Negotiations on savings bank debt concluded
The Central Bank of Iceland has concluded contractual agreements concerning the debt of five savings banks that did not meet minimum capital adequacy requirements in the wake of the banking collapse. The savings banks in question are: Sparisjóður Bolungarvíkur, Sparisjóður Norðfjarðar, Sparisjóður Svarfdæla, Sparisjóður Vestmannaeyja, and Sparisjóður Þórshafnar og nágrennis. In addition, Sparisjóður Suður-Þingeyinga and Sparisjóður Höfðhverfinga have paid their debts to the Central Bank.

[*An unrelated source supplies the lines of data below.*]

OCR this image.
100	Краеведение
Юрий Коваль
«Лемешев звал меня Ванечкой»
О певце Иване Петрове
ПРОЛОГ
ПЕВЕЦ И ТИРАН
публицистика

The Act on Authorisation for Treasury Disbursements due to Unusual Financial Market Circumstances etc., no. 125/2008, often referred to as the Emergency Act, authorises the Minister of Finance, on behalf of the Treasury, to contribute capital to savings banks in an amount ranging up to 20% of the book value of their own funds. Savings bank restructuring was originally based on the Emergency Act, but the savings banks’ financial position proved worse than previously expected, and a capital contribution in accordance with the Act would not have sufficed to correct their financial position. As a result, the savings banks needed participation from creditors in order to make financial restructuring feasible.

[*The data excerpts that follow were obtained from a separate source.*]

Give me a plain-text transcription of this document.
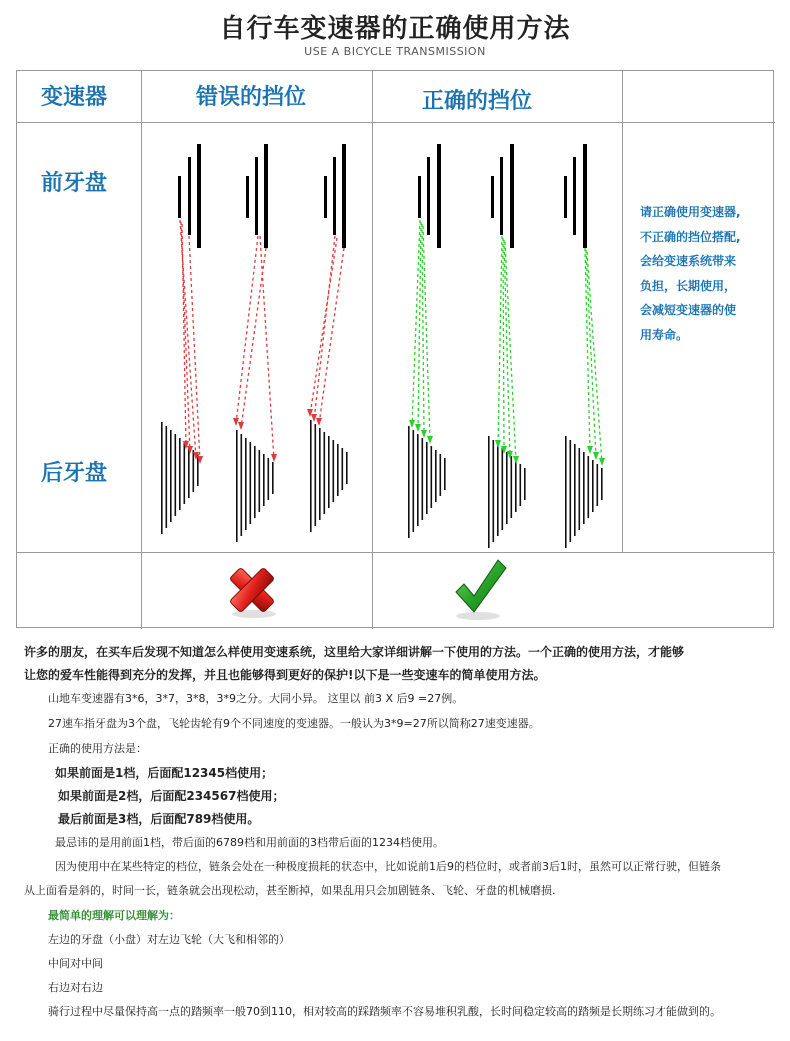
自行车变速器的正确使用方法
USE A BICYCLE TRANSMISSION
变速器	错误的挡位	正确的挡位
前牙盘
后牙盘
请正确使用变速器,
不正确的挡位搭配,
会给变速系统带来
负担，长期使用，
会减短变速器的使
用寿命。
许多的朋友，在买车后发现不知道怎么样使用变速系统，这里给大家详细讲解一下使用的方法。一个正确的使用方法，才能够
让您的爱车性能得到充分的发挥，并且也能够得到更好的保护!以下是一些变速车的简单使用方法。
山地车变速器有3*6，3*7，3*8，3*9之分。大同小异。 这里以 前3 X 后9 =27例。
27速车指牙盘为3个盘，飞轮齿轮有9个不同速度的变速器。一般认为3*9=27所以简称27速变速器。
正确的使用方法是：
如果前面是1档，后面配12345档使用；
如果前面是2档，后面配234567档使用；
最后前面是3档，后面配789档使用。
最忌讳的是用前面1档，带后面的6789档和用前面的3档带后面的1234档使用。
因为使用中在某些特定的档位，链条会处在一种极度损耗的状态中，比如说前1后9的档位时，或者前3后1时，虽然可以正常行驶，但链条
从上面看是斜的，时间一长，链条就会出现松动，甚至断掉，如果乱用只会加剧链条、飞轮、牙盘的机械磨损.
最简单的理解可以理解为：
左边的牙盘（小盘）对左边飞轮（大飞和相邻的）
中间对中间
右边对右边
骑行过程中尽量保持高一点的踏频率一般70到110，相对较高的踩踏频率不容易堆积乳酸，长时间稳定较高的踏频是长期练习才能做到的。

The Central Bank of Iceland became the savings banks’ main creditor with a decision by the Financial Supervisory Authority on 17 April 2009. The Central Bank then received claims as compensation when it took over the savings banks’ deposits with Sparisjóðabankinn (SPB) upon its collapse. In consultation with the Ministry of Finance, the savings banks were offered the opportunity to negotiate agreements with the Central Bank concerning their debts, upon the fulfilment of specified conditions. Thereafter, the savings banks began preparing proposals for financial restructuring, which they presented to the Central Bank and the Financial Supervisory Authority. The Financial Supervisory Authority then agreed that the savings banks should finalise restructuring negotiations with the Central Bank and other creditors, as its requirements had been met. The EFTA Surveillance Authority (ESA) approved the Government and Central Bank’s restructuring plans for the five savings banks in June 2010.
The Central Bank has attempted to protect the value of the claims it received as compensation for the deposits; nonetheless, the amount recovered will be far below the amount of the appropriated deposits. Claims written off amount to 4,564 m.kr., whereas a total of 3,982 m.kr. was received in satisfaction of the claims: 1,735 m.kr. in guarantee capital shares, 450 m.kr. in subordinated loans, 1,184 m.kr. in contractual loans, and 613 m.kr. in cash. The savings banks that previously did not meet minimum capital adequacy requirements have withdrawn their applications for capital injections from the Icelandic Government in accordance with the provisions of Act no. 125/2008. During the restructuring process, the Central Bank acquired a large part of the savings banks’ guarantee capital. The guarantee capital shares have been transferred to Icelandic State Financial Investments, which administers the holding on behalf of the State.
Before the banks collapsed in the autumn of 2008, there were 20 independently operated savings banks in Iceland. There are now 10. These savings banks operate 41 service locations nationwide, or roughly one-third of all bank branches.